Romanticism in general – and certainly in its Wordsworthian form – tends to promise more than it can actually deliver. Wordsworth tells us that nature “hath a power / To consecrate, if we have eyes to see / The outside of her creatures, and to breathe / Grandeur upon the very humblest face / Of human life”. But the account of how we are to be led with Wordsworth ”Through nature to the love of human kind” seems to leave us with a good many steps missing. His vision of “The feeling of life, endless, the great thought / By which we live, Infinity and God” may be inspiring but surely suffers from a certain grandiosity.
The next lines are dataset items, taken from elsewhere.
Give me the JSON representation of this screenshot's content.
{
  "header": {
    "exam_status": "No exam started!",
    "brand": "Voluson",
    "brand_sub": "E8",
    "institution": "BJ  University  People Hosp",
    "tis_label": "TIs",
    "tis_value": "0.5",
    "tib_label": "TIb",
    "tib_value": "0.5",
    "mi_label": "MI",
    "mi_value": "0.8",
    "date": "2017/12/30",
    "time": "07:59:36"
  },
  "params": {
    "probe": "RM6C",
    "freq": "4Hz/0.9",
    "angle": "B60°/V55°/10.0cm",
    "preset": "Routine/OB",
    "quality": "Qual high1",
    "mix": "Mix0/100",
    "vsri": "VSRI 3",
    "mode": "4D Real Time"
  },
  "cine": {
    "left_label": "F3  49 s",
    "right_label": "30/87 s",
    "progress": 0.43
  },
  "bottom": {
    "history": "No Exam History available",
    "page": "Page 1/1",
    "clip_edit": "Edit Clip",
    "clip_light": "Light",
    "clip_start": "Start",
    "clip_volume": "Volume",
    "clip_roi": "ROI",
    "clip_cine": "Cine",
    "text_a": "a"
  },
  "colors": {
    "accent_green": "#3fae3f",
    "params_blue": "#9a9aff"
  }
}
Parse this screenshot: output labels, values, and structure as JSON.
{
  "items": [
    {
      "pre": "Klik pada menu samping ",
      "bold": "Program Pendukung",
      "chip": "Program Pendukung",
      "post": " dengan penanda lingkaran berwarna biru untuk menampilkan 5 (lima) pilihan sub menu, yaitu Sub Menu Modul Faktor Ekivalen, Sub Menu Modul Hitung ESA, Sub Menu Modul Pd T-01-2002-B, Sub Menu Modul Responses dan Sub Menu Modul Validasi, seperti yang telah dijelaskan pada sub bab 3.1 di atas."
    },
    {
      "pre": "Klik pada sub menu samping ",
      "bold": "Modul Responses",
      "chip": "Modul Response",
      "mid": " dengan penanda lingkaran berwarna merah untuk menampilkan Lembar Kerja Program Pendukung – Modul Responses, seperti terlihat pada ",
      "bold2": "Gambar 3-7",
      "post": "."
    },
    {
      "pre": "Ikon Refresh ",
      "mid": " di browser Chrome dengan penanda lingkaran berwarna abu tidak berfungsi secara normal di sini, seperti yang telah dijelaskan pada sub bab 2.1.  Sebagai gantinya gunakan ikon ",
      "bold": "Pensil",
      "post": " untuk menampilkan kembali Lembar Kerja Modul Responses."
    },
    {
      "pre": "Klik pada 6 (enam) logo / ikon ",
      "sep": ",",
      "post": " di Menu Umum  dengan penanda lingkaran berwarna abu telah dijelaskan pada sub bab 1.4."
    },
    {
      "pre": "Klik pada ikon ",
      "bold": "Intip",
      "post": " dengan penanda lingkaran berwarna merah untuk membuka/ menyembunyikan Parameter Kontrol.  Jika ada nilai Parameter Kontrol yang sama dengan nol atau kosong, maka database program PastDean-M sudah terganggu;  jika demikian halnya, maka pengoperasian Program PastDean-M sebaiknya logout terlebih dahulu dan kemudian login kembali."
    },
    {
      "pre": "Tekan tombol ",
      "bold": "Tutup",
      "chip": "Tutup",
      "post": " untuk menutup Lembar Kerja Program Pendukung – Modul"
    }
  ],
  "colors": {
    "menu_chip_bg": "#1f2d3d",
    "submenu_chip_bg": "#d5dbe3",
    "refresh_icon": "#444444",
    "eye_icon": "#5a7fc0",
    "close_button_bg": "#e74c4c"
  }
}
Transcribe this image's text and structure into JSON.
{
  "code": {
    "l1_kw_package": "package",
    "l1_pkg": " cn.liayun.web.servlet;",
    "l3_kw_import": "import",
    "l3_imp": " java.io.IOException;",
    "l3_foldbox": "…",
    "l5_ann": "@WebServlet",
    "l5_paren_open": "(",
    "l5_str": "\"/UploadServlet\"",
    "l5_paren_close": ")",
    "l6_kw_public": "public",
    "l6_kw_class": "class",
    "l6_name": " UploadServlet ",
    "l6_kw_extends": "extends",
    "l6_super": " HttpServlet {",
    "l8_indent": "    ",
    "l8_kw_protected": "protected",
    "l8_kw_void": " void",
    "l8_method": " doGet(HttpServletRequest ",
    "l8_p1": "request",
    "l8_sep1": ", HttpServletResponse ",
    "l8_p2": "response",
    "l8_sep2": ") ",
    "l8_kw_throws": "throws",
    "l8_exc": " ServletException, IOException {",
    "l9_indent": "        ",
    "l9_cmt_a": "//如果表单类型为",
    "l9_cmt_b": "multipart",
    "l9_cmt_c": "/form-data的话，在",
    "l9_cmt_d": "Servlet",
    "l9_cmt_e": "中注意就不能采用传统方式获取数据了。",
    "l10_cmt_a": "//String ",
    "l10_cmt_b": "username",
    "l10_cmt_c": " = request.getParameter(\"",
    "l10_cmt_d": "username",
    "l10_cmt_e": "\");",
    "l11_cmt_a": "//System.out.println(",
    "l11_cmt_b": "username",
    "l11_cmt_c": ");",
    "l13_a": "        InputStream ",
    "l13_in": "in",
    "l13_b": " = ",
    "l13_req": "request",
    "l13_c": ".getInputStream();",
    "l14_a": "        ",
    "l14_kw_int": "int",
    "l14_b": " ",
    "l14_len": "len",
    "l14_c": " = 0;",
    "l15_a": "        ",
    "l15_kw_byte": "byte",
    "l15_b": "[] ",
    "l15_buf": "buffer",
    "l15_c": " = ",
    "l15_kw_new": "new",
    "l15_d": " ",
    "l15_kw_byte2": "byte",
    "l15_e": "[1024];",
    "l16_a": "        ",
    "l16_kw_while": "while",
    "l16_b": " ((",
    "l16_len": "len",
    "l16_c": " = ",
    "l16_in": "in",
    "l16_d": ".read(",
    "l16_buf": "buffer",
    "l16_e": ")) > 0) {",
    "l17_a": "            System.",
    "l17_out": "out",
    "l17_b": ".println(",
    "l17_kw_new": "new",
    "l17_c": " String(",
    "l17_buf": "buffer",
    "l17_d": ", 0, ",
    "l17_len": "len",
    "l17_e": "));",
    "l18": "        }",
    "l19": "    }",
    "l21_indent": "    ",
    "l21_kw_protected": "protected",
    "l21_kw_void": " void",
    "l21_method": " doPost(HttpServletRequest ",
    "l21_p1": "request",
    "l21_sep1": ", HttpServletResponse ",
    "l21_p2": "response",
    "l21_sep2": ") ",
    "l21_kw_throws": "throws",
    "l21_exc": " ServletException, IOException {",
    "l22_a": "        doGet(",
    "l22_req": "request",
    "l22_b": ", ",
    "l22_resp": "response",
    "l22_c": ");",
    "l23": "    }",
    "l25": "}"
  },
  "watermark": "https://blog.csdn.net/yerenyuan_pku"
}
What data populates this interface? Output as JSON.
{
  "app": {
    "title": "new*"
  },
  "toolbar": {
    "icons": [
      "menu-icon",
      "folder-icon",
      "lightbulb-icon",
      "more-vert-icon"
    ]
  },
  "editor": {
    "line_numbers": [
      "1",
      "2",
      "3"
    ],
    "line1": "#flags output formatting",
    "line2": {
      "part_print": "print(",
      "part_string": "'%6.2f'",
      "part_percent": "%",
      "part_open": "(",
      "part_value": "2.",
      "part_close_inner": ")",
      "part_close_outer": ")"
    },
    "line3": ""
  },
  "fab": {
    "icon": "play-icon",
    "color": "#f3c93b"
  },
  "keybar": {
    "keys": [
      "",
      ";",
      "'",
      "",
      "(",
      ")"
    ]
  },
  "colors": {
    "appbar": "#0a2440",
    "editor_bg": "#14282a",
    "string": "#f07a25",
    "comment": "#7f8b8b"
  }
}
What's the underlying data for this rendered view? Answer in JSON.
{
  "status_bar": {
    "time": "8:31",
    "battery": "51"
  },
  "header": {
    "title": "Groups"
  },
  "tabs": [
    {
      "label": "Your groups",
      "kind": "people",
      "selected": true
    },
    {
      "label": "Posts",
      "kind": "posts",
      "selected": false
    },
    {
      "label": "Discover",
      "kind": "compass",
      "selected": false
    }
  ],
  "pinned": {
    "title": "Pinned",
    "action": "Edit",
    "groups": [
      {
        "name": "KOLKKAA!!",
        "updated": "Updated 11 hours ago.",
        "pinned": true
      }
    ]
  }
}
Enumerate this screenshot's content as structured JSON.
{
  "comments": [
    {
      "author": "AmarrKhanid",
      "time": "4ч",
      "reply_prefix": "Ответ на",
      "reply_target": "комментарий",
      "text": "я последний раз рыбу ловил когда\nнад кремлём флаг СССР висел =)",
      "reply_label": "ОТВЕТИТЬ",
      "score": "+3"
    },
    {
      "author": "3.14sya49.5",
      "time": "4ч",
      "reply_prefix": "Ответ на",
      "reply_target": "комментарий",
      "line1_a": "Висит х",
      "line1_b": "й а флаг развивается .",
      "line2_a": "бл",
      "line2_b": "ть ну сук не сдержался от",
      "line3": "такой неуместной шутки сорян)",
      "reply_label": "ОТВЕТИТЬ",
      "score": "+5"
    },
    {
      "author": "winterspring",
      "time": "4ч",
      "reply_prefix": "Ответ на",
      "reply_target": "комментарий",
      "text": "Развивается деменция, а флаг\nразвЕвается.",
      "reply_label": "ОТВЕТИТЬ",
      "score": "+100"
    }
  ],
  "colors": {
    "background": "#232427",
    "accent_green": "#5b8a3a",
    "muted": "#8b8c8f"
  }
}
He brushes away self-doubts that he may be merely “A solitary, who with vain conceits / Had been inspired, and walked about in dreams” – but that he has to do so shows a fear of whether this vision is one that can be sustained. Of Coleridge, Keanie rather tartly notes that “his genius seemed to require, if not outright vagueness, then a certain lack of traction in daylight reality”. He adds: “So did De Quincey’s.”
Yet there is no denying that De Quincey, with the Confessions, brought Romanticism into new realms. The work had an international réclame. Hector Berlioz, arch-romantic among French composers, and fellow enthusiast for opium, was inspired by an early French translation to enter into the dream- and nightmare- world of the Symphonie Fantastique. By the mid-nineteenth century Baudelaire was extolling the book’s virtues as a text for the fl?neurs of city streets. It was a harbinger of the Decadents (such as Beardsley and Wilde) who delighted in the perverse and artificial. If this is a long way from such core Romantic tenets as taking one’s bearings from nature – paradise was now artifical and could be bought at a druggist’s – De Quincey’s essay on ‘Murder Considered as one of the Fine Arts’ in its explicit amoralism takes us forward into the world of the Art for Art’s Sake movement.
Keanie is a sure-footed guide in this tricky terrain, and is free of academic jargon, though not without his idiosyncrasies – as in his enterprising employment of the verb “hornswoggle”. For anyone curious about De Quincey and ready to ponder anew the protean nature of Romanticism this is an informative and highly readable introduction.